Thursday, December 26, 2013

Window on Eurasia: Is Iran Planning to Move Its Capital Because of Country’s Azerbaijani Minority?



Paul Goble

            Staunton, December 26 – Iranian officials have taken a preliminary decision to move their country’s capital from Tehran to another city, ostensibly because of overpopulation and the threat of earthquakes where it is now located.  But a Russian analyst says that security issues may be involved, including concerns about the country’s large ethnic Azerbaijani minority.

            In an article in “Vzglyad” on Tuesday, Stanislav Borzyakov notes that the planning committee of the Iranian mejlis “has taken a decision on moving the capital of the state from Tehran to an as yet unnamed city,” a step he says has the backing of Supreme Ruler Ali Khamenei (vz.ru/world/2013/12/24/665864.html).

            Iranian officials in arguing for this change have pointed to Tehran’s overpopulation and the transportation and infrastructure problems that causes, crime, environmental and health concerns, and the current capital’s local in a seismically active zone where they have been many earthquakes.
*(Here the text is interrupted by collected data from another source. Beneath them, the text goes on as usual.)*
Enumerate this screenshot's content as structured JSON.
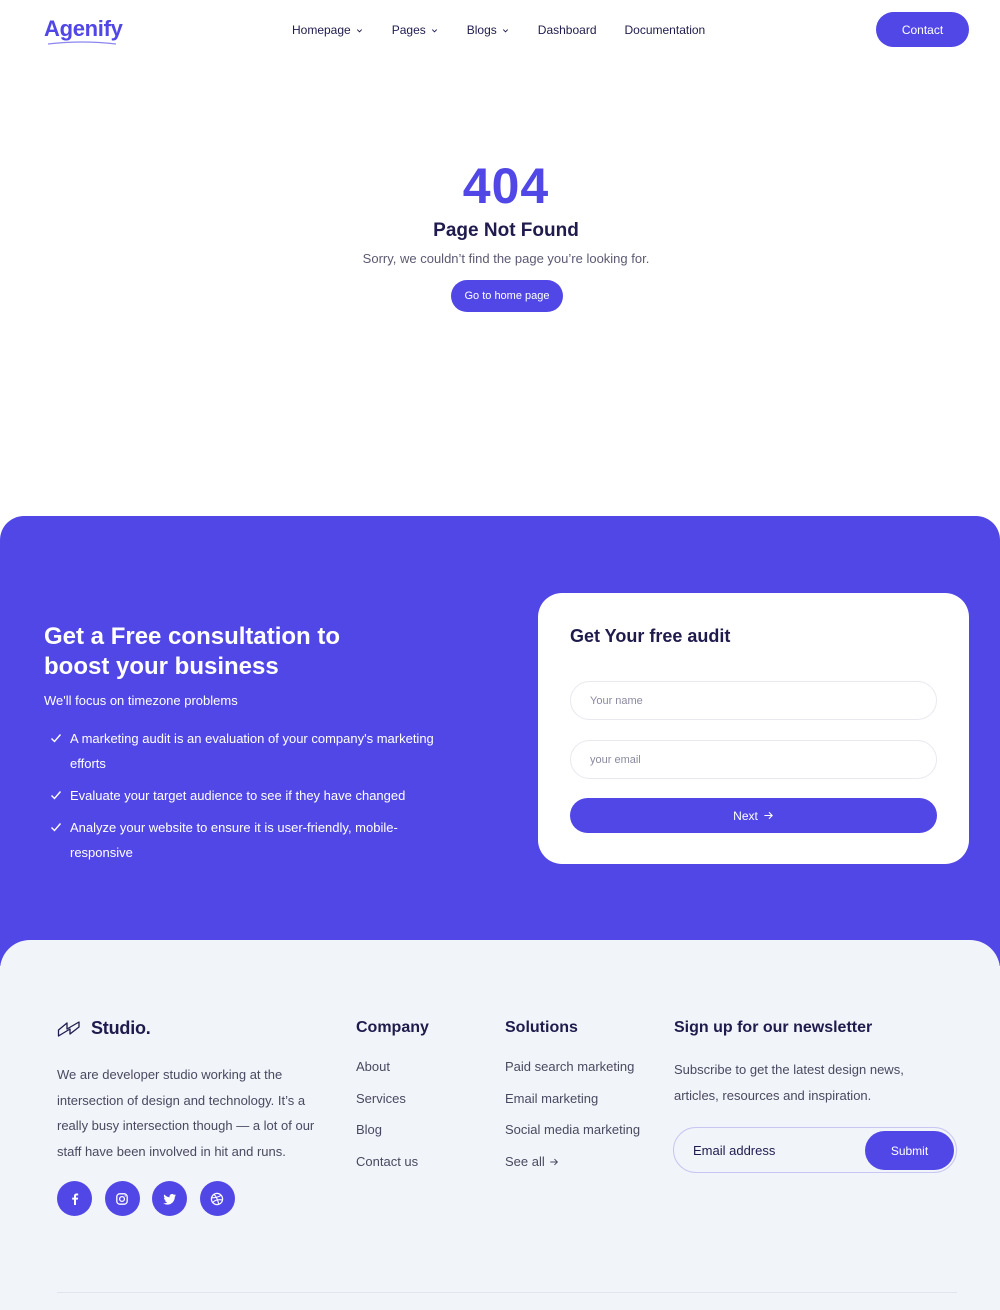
{
  "brand": {
    "name": "Agenify",
    "color": "#5147e6"
  },
  "nav": {
    "items": [
      {
        "label": "Homepage",
        "dropdown": true
      },
      {
        "label": "Pages",
        "dropdown": true
      },
      {
        "label": "Blogs",
        "dropdown": true
      },
      {
        "label": "Dashboard",
        "dropdown": false
      },
      {
        "label": "Documentation",
        "dropdown": false
      }
    ],
    "contact_label": "Contact"
  },
  "error": {
    "code": "404",
    "title": "Page Not Found",
    "message": "Sorry, we couldn’t find the page you’re looking for.",
    "button_label": "Go to home page"
  },
  "cta": {
    "title": "Get a Free consultation to boost your business",
    "subtitle": "We'll focus on timezone problems",
    "points": [
      "A marketing audit is an evaluation of your company's marketing efforts",
      "Evaluate your target audience to see if they have changed",
      "Analyze your website to ensure it is user-friendly, mobile-responsive"
    ],
    "form": {
      "title": "Get Your free audit",
      "name_placeholder": "Your name",
      "email_placeholder": "your email",
      "next_label": "Next"
    }
  },
  "footer": {
    "studio_name": "Studio.",
    "description": "We are developer studio working at the intersection of design and technology. It’s a really busy intersection though — a lot of our staff have been involved in hit and runs.",
    "socials": [
      "facebook-icon",
      "instagram-icon",
      "twitter-icon",
      "dribbble-icon"
    ],
    "company": {
      "title": "Company",
      "links": [
        "About",
        "Services",
        "Blog",
        "Contact us"
      ]
    },
    "solutions": {
      "title": "Solutions",
      "links": [
        "Paid search marketing",
        "Email marketing",
        "Social media marketing",
        "See all"
      ]
    },
    "newsletter": {
      "title": "Sign up for our newsletter",
      "description": "Subscribe to get the latest design news, articles, resources and inspiration.",
      "email_placeholder": "Email address",
      "submit_label": "Submit"
    }
  }
}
            But there is “a fifth factor,” politics, that may be playing the most important role of all, Boryakov continues.  Moving the capital northwards would give Iran’s leadership greater security from attack from the south; and at the same time, it would help integrate the ethnic Azerbaijani minority living there who today form more than a quarter of Iran’s population.

            Tabriz, Iran’s fourth largest city, would be a logical choice for both historical reasons – it was a Persian capital at various points in the past – and for present-day ones – that northern city is often identified as “a center of [ethnic] Azerbaijani separatism” and thus a problem for the central government.

            There are more than twice as many ethnic Azerbaijanis in Iran as there are in the Republic of Azerbaijan, and Iran became a Persian state “in the first instance” because of the Russian conquest of the north, he continues. “If history had worked out otherwise, it is not excluded that Azerbaijanis would have dominated [Iran].”

                Both after the Russian Revolution and during World War II, there were efforts to create a Southern Azerbaijani state, but these were ultimately countered by the Persian-centered nationalism of the Pahlevi dynasty. Given that attitude, it is not surprising that “Azerbaijanis became the avant-garde of the Islamic Revolution” in 1979 and that “Tabriz became its cradle.”

                The Azerbaijanis who took part in that revolution were fighting “not so much for an Islamic state as for national autonomy” and followed Ayatollah Mohammed Kazem Shariatmardari, an ethnic Azerbaijani by origin.” But once again, Iran’s Azerbaijanis lost out, this time to Tehran and Qum’s promotion of super-national Islamic solidarity.

                After the revolution institutionalized itself, Tehran allowed the ethnic Azerbaijanis to have their own media and some native language instruction in the schools, but the central government blocked all efforts for political, linguistic or cultural autonomy. That led to protests in Tabriz and across the north, protests that Tehran put down with particular cruelty.

            Nonetheless, the issue has continued to percolate, often just below the surface of high politics in Iran.  The 2009 presidential elections, for instance, had a nationality subtext. They were not simply “the struggle of the reformers of Musavi against the conservatives of Akhmadinejad” but also between Musavi as an Azerbaijani and Ahmadinejad who may have been one too but who “did not position himself as such.”

            Obviously, in Iran, there is an unwritten prohibition of any public discussion about “the Azerbaijani question” or about “separatist threats.”  But if Iran does decide to move the capital, Boryakov argues, that question and those threats are likely to be more important considerations than the environment, overpopulation or even security.

            If Iran’s capital were to be in Tabriz,that would undermine any Azerbaijani particularism by transforming what has been “a nest of separatists into a bastion of the supreme power.” And that is something the Iranian leadership understands full well. Ayatollah Khamenei after all is himself an Azerbaijani by background but totally committed to “a super-national Islamic Iran.”